Many of the most common administrative interactions with RBAC can now be handled through ECP. As Figure 5 shows, ECP lets administrators easily amend the roles assigned to the role groups delivered with Exchange and create their own role groups and assign them to users. You still have to use EMS to accomplish some fine-tuning for RBAC, such as replacing a role assignment with a customized role in the default role assignment policy, but SP1 makes RBAC a much easier system with which to work.

 


Figure 5: Working with RBAC roles through the ECP

 

 

It's also good to report that ECP debuts a set of new options in SP1. You can now set retention and litigation holds on mailboxes through ECP, you can manage ActiveSync device policies, and there's a section offering pre-packaged reports for data captured through the mailbox audit feature.

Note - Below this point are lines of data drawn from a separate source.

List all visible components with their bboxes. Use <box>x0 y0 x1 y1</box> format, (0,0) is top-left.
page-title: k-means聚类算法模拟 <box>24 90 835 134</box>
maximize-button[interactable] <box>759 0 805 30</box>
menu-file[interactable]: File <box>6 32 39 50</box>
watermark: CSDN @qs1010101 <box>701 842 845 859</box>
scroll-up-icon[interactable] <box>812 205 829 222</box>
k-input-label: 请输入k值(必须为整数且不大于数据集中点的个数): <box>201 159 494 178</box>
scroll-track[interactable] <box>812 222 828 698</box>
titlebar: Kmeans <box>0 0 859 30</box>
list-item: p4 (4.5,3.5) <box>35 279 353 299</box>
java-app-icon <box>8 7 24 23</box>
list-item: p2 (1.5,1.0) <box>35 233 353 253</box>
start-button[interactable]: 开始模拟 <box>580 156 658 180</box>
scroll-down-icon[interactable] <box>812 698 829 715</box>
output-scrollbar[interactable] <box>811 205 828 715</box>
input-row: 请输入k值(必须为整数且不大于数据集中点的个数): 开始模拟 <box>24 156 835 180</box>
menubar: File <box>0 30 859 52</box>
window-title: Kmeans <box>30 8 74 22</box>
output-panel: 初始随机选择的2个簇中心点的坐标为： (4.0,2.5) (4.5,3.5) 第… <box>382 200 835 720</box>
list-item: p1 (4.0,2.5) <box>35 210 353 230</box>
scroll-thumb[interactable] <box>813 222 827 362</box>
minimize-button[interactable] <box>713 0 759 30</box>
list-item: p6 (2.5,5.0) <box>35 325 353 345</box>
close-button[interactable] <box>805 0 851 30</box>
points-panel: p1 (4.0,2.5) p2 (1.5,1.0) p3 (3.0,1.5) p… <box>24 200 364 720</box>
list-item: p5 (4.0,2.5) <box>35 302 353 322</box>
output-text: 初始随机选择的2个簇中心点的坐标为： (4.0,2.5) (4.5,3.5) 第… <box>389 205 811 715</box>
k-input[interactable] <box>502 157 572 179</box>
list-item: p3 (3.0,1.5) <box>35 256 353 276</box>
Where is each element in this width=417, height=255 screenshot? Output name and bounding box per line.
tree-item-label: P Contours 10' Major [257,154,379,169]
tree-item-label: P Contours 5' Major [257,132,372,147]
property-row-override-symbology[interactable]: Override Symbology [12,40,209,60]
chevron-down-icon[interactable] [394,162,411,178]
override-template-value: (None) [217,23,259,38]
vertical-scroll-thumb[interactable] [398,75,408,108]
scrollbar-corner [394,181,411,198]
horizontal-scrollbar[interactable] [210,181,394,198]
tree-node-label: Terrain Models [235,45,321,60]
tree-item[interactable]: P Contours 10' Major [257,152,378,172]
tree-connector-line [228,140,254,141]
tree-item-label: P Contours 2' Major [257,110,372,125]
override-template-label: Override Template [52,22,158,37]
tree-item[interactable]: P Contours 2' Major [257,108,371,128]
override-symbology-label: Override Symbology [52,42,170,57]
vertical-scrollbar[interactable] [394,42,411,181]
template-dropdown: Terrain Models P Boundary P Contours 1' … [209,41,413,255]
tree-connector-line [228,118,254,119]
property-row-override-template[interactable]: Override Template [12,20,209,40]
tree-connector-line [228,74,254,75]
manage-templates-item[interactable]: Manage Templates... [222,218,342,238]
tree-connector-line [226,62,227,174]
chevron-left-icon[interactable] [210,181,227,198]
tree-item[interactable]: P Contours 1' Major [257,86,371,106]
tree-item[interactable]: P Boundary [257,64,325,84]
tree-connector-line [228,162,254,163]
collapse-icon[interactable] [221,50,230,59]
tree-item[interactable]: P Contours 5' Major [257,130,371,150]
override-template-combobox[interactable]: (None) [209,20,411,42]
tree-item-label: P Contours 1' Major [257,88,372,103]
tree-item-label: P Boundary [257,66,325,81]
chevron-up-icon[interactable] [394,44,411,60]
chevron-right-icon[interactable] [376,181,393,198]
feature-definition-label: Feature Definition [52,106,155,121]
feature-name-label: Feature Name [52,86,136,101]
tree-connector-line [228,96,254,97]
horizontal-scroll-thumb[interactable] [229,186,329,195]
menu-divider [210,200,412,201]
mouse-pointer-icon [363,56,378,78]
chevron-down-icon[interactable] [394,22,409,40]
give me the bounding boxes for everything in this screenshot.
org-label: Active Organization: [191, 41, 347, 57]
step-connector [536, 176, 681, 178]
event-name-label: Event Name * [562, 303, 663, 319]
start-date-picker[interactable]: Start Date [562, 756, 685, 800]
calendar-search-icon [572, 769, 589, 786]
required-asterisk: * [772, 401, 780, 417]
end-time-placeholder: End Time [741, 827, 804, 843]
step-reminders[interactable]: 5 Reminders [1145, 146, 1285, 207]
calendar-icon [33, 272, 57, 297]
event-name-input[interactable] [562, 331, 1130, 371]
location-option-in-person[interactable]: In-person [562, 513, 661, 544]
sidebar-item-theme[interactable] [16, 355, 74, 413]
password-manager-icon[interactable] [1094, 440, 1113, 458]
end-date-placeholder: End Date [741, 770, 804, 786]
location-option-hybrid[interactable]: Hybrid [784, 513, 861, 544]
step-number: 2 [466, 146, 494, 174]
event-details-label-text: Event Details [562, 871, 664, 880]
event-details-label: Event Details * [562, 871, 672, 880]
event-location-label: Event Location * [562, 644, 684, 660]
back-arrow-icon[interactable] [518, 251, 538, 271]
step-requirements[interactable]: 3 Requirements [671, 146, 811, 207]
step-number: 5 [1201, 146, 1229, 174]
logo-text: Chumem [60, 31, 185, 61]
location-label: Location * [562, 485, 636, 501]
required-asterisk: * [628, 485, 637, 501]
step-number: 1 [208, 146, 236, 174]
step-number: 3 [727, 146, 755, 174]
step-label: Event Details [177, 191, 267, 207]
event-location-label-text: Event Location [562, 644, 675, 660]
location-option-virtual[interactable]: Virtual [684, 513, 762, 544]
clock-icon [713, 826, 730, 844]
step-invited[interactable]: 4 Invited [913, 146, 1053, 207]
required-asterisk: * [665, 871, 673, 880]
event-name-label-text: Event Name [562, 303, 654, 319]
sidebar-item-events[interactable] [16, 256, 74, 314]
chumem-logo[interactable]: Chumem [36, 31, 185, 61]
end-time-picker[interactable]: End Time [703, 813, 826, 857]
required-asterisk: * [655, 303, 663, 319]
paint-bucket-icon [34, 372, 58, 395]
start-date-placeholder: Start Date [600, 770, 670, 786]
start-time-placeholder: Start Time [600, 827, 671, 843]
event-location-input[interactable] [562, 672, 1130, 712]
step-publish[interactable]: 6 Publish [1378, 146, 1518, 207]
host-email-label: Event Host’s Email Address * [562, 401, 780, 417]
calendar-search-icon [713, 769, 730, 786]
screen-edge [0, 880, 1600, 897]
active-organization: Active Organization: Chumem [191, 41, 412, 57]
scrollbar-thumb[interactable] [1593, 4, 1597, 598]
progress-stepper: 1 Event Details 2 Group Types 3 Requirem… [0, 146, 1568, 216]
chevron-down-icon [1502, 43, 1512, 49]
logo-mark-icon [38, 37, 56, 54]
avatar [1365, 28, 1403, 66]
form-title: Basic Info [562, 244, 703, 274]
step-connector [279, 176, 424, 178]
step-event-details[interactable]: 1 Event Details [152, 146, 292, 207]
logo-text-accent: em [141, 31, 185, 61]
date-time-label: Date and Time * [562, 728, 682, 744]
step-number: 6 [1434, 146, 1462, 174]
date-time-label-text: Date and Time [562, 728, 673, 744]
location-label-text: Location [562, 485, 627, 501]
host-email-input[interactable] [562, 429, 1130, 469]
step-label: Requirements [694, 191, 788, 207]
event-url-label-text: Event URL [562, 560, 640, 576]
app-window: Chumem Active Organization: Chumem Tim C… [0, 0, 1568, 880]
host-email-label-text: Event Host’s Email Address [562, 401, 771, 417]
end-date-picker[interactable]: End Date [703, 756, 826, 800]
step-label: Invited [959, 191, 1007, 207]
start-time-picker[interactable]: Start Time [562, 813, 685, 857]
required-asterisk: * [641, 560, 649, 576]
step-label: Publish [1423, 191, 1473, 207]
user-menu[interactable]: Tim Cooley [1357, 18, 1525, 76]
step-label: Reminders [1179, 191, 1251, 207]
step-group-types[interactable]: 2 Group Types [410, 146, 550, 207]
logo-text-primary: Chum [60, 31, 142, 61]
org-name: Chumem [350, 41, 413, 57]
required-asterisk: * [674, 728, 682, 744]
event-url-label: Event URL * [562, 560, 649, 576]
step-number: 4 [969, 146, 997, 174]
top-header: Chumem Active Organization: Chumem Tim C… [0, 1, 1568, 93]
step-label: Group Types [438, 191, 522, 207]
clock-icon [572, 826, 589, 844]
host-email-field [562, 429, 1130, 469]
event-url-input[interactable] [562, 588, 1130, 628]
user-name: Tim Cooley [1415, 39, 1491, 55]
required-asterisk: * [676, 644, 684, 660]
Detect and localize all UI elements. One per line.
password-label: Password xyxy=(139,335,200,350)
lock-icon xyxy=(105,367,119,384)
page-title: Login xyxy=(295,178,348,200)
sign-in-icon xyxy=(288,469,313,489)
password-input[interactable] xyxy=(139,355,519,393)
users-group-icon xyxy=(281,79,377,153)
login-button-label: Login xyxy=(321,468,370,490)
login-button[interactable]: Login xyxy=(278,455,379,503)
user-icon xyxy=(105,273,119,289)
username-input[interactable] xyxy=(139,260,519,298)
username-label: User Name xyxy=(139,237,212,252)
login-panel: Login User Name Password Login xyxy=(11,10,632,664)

In addition, ECP is the interface through which you create a group naming policy for the organization, which is yet another option that doesn't appear in EMC.

 

More Than a Service Pack

I began this article with a certain sense of bewilderment caused by the amount of change in Exchange 2010 SP1. That confusion hasn't gone away because there's just too much new stuff in SP1—and the amount of change will lend weight to the argument that no one should ever install the first release of a Microsoft server product because it won't be finished until the first service pack comes along. It's a sad fact that Exchange 2010 was incomplete in many ways. The good thing is that SP1 contains the fixes; the bad thing is that the amount of change mandates substantial testing to prepare for SP1's deployment.